Featured image of post Papers Accepted to NeurIPS 2023

Papers Accepted to NeurIPS 2023

Estimating model performance in out-of-distribution data regimes

Our group has one conference paper and two workshop papers accepted to NeurIPS 2023 this year!

In the first line of work, we introduce an efficient and accurate method for estimating the performance of a trained deep neural network on out-of-distribution data. Performance estimation and uncertainty quantification are fundamental aspects of trustworthy machine learning: can we know how well a model will perform even if we a) don’t know whether our data is currently out-of-distribution, and b) don’t know ground truth labels? This work proposes an answer, and will also be presented at the Optimal Transport and Machine Learning workshop.

Characterizing Out-of-Distribution Error via Optimal Transport
Yuzhe Lu, Yilong Qin, Runtian Zhai, Andrew Shen, Ketong Chen, Zhenlin Wang, Soheil Kolouri, Simon Stepputtis, Joseph Campbell, Katia Sycara

Abstract: Out-of-distribution (OOD) data poses serious challenges in deployed machine learning models, so methods of predicting a model’s performance on OOD data without labels are important for machine learning safety. While a number of methods have been proposed by prior work, they often underestimate the actual error, sometimes by a large margin, which greatly impacts their applicability to real tasks. In this work, we identify pseudo-label shift, or the difference between the predicted and true OOD label distributions, as a key indicator to this underestimation. Based on this observation, we introduce a novel method for estimating model performance by leveraging optimal transport theory, Confidence Optimal Transport (COT), and show that it provably provides more robust error estimates in the presence of pseudo-label shift. Additionally, we introduce an empirically-motivated variant of COT, Confidence Optimal Transport with Thresholding (COTT), which applies thresholding to the individual transport costs and further improves the accuracy of COT’s error estimates.
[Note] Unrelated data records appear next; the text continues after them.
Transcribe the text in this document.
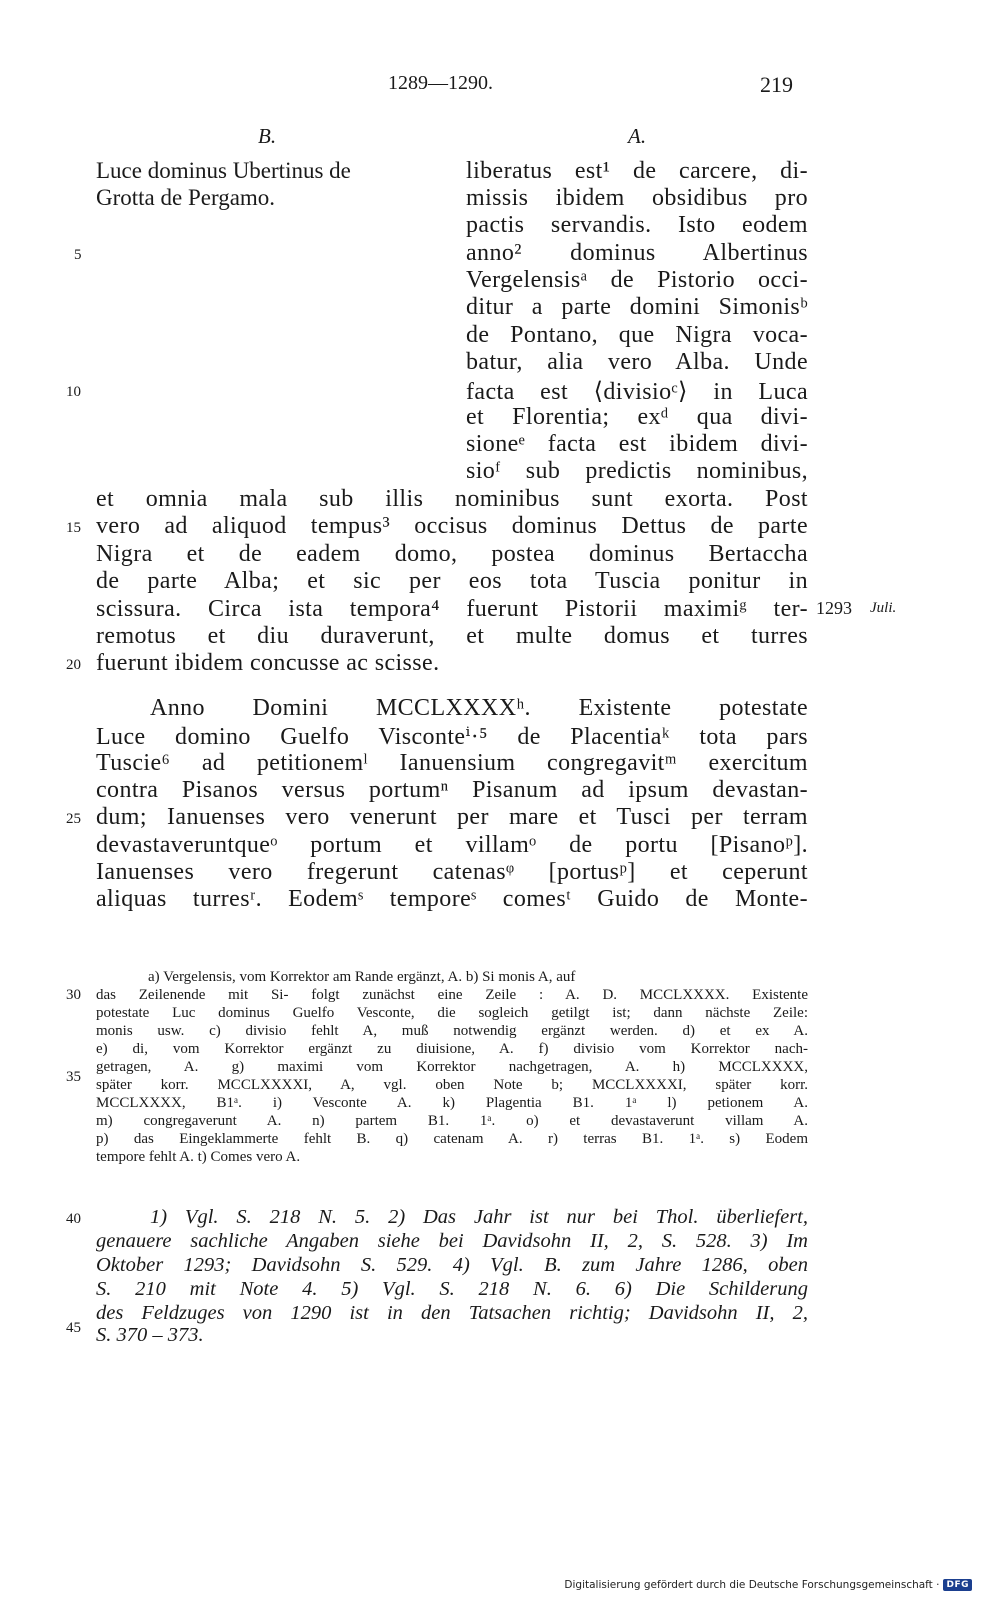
1289—1290.	219
B.	A.
Luce dominus Ubertinus de
Grotta de Pergamo.
liberatus est¹ de carcere, di-
missis ibidem obsidibus pro
pactis servandis. Isto eodem
anno² dominus Albertinus
Vergelensisᵃ de Pistorio occi-
ditur a parte domini Simonisᵇ
de Pontano, que Nigra voca-
batur, alia vero Alba. Unde
facta est ⟨divisioᶜ⟩ in Luca
et Florentia; exᵈ qua divi-
sioneᵉ facta est ibidem divi-
sioᶠ sub predictis nominibus,
et omnia mala sub illis nominibus sunt exorta. Post
vero ad aliquod tempus³ occisus dominus Dettus de parte
Nigra et de eadem domo, postea dominus Bertaccha
de parte Alba; et sic per eos tota Tuscia ponitur in
scissura. Circa ista tempora⁴ fuerunt Pistorii maximiᵍ ter-
remotus et diu duraverunt, et multe domus et turres
fuerunt ibidem concusse ac scisse.
1293 Juli.
Anno Domini MCCLXXXXʰ. Existente potestate
Luce domino Guelfo Visconteⁱ·⁵ de Placentiaᵏ tota pars
Tuscie⁶ ad petitionemˡ Ianuensium congregavitᵐ exercitum
contra Pisanos versus portumⁿ Pisanum ad ipsum devastan-
dum; Ianuenses vero venerunt per mare et Tusci per terram
devastaveruntqueᵒ portum et villamᵒ de portu [Pisanoᵖ].
Ianuenses vero fregerunt catenasᵠ [portusᵖ] et ceperunt
aliquas turresʳ. Eodemˢ temporeˢ comesᵗ Guido de Monte-
5
10
15
20
25
30
35
40
45
a) Vergelensis, vom Korrektor am Rande ergänzt, A. b) Si monis A, auf
das Zeilenende mit Si- folgt zunächst eine Zeile : A. D. MCCLXXXX. Existente
potestate Luc dominus Guelfo Vesconte, die sogleich getilgt ist; dann nächste Zeile:
monis usw. c) divisio fehlt A, muß notwendig ergänzt werden. d) et ex A.
e) di, vom Korrektor ergänzt zu diuisione, A. f) divisio vom Korrektor nach-
getragen, A. g) maximi vom Korrektor nachgetragen, A. h) MCCLXXXX,
später korr. MCCLXXXXI, A, vgl. oben Note b; MCCLXXXXI, später korr.
MCCLXXXX, B1ᵃ. i) Vesconte A. k) Plagentia B1. 1ᵃ l) petionem A.
m) congregaverunt A. n) partem B1. 1ᵃ. o) et devastaverunt villam A.
p) das Eingeklammerte fehlt B. q) catenam A. r) terras B1. 1ᵃ. s) Eodem
tempore fehlt A. t) Comes vero A.
1) Vgl. S. 218 N. 5. 2) Das Jahr ist nur bei Thol. überliefert,
genauere sachliche Angaben siehe bei Davidsohn II, 2, S. 528. 3) Im
Oktober 1293; Davidsohn S. 529. 4) Vgl. B. zum Jahre 1286, oben
S. 210 mit Note 4. 5) Vgl. S. 218 N. 6. 6) Die Schilderung
des Feldzuges von 1290 ist in den Tatsachen richtig; Davidsohn II, 2,
S. 370 – 373.
Digitalisierung gefördert durch die Deutsche Forschungsgemeinschaft · DFG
We evaluate COT and COTT on a variety of standard benchmarks that induce various types of distribution shift – synthetic, novel subpopulation, and natural – and show that our approaches significantly outperform existing state-of-the-art methods with an up to 3x lower prediction error.


In the second work, we propose a novel method for generating scene graphs from images by leveraging hierarchical knowledge contained within knowledge graphs. This neurosymbolic approach effectively handles scene graph generation even in the presence of corrupted images.

HiKER-SGG: Hierarchical Knowledge Enhanced Robust Scene Graph Generation
Ce Zhang, Simon Stepputtis, Joseph Campbell, Katia Sycara, Yaqi Xie

Abstract: The ability to quickly understand scenes from visual observations via structured representations, known as Scene Graph Generation (SGG), is a crucial component of perception models. Despite recent advancements, most existing models assume perfect observations, an often-unrealistic condition in real-world scenarios. Such models can struggle with visual inputs affected by natural corruptions such as sunlight glare, extreme weather conditions, and smoke. Drawing inspiration from human hierarchical reasoning skills (i.e., from higher to lower levels) as a defense against corruption, we propose a new framework called Hierarchical Knowledge Enhanced Robust Scene Graph Generation (HiKER-SGG). First, we create a hierarchical knowledge graph, facilitating machine comprehension of this structured knowledge. Then we bridge between the constructed graph and the initial scene graph and perform message passing for hierarchical graph reasoning. Finally, we propose a hierarchical prediction head to enable the model to predict from a higher to lower level, thus enhancing robustness against corruptions that frequently impact only fine-grained details. Experiments on various settings confirm the superior performance of the proposed framework with both clean and corrupted images.